Álvaro Darío Lara
Escritor y poeta
Aún recuerdo el teléfono del hogar de mi lejana infancia: 21-3357. Éste se correspondía a la mítica casa del centro de San Salvador, viagra a dos cuadras del colegio legendario donde estudié: el Instituto Cultural Miguel de Cervantes, mind y esquina opuesta a la residencia de don Francisco Gavidia, sickness justo también, a una cuadra de la ex mansión de don Benjamín Bloom, dueño mayoritario del Banco Occidental, donde trabajó toda su vida mi abuelo Candelario, y donde mi padre tuvo ese encuentro infantil con el filántropo, de quien recibió apoyo y protección, hasta que su filiación comunista en la universidad, los separó.
Naturalmente el teléfono, rojo bermellón para el caso, era de disco, y en ocasiones ostentaba un pequeño candado, que mi padre colocaba para asegurar que nadie de la familia se excediera en las llamadas. Incluso, había colgado muy cerca, un cartelito simpático que rezaba: “El teléfono se hizo para acortar distancias, no para alargar llamadas”. En esto era muy riguroso. Sin embargo, yo me las arreglaba, oprimiendo la tecla bajo el auricular, la cantidad de veces que el dígito reclamaba, y así, por arte de magia, lograba hablar con mis amigos. Otro ardid eran las llamadas a altas horas nocturnas, cuando el sueño dominaba los corredores y dormitorios de la casa; pese a todo, en más de alguna ocasión, fui pillado, por el oído de tísico de mi progenitor.
Memorables eran también los reclamos de papá, cuando nos llegaba el recibo telefónico de la desaparecida ANTEL (Asociación Nacional de Telecomunicaciones), bajo el califato, por esos años, de gruesos militares contrabandistas de whisky y dueños de antros de ardientes placeres.
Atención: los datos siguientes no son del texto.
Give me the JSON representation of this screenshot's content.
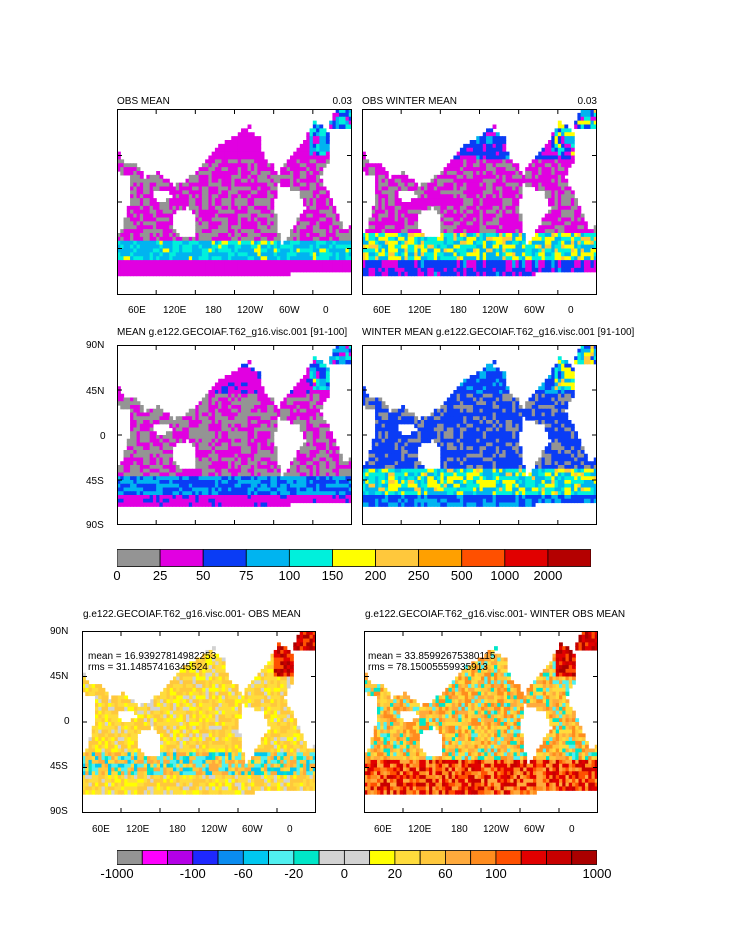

Estas evocaciones me asaltan, ahora que asistimos a la caída de los teléfonos de línea fija, por obra y gracias de los venerados móviles (o celulares como les llamamos en el país), cada día más sofisticados, hasta el punto de causar verdadera angustia en una masa de ávidos consumidores, dispuestos a hacer lo inimaginable por adquirir estos codiciados aparatitos.
En El Salvador se mata, se prostituye, se roba, se hurta, se empeña lo que no se tiene, por un bendito teléfono. Igual ocurre con la ansiedad por el “saldo”. Se sacrifica la comida del hogar, la medicina urgente del abuelito octogenario, el ajuste para el alquiler mensual, por esa cuota diaria de uno a cinco dólares que miles y miles invierten con la mayor desesperación.
Según datos proporcionados por la Defensoría del Consumidor, se estima que en el país existen no menos de ocho millones de celulares, y que a cada connacional le corresponden un aproximado de dos. Ya que hay, quien los tiene, en relación al número de compañías existentes. Por otra parte, cómo ha cambiado la cultura familiar y ciudadana, urbana y campesina. Se habla a toda hora y en cualquier parte. Los peatones al cruzar la calle, los automovilistas en plena marcha, la muchedumbre en los atestados autobuses, la feligresía en el culto, los alumnos y maestros en plena clase. Además, todos envían y reciben mensajes de texto, e ingresan a las redes electrónicas con todas las opciones del mercado. La vieja kodak, el radio y la televisión ahora caben en una maquinita de escasos centímetros. Y todo esto, está bien, si no perdiéramos la perspectiva de lo que supone la comunicación humana en términos de realidad, y no de ficción.
Nadie en su sano juicio rechaza la tecnología. Sin embargo, parafraseando libremente, el rótulo que papá colocó junto al teléfono de antaño: la tecnología se hizo para acortar distancias humanas, no para alargarnos profundamente, volviéndonos -como ahora- extraños autómatas.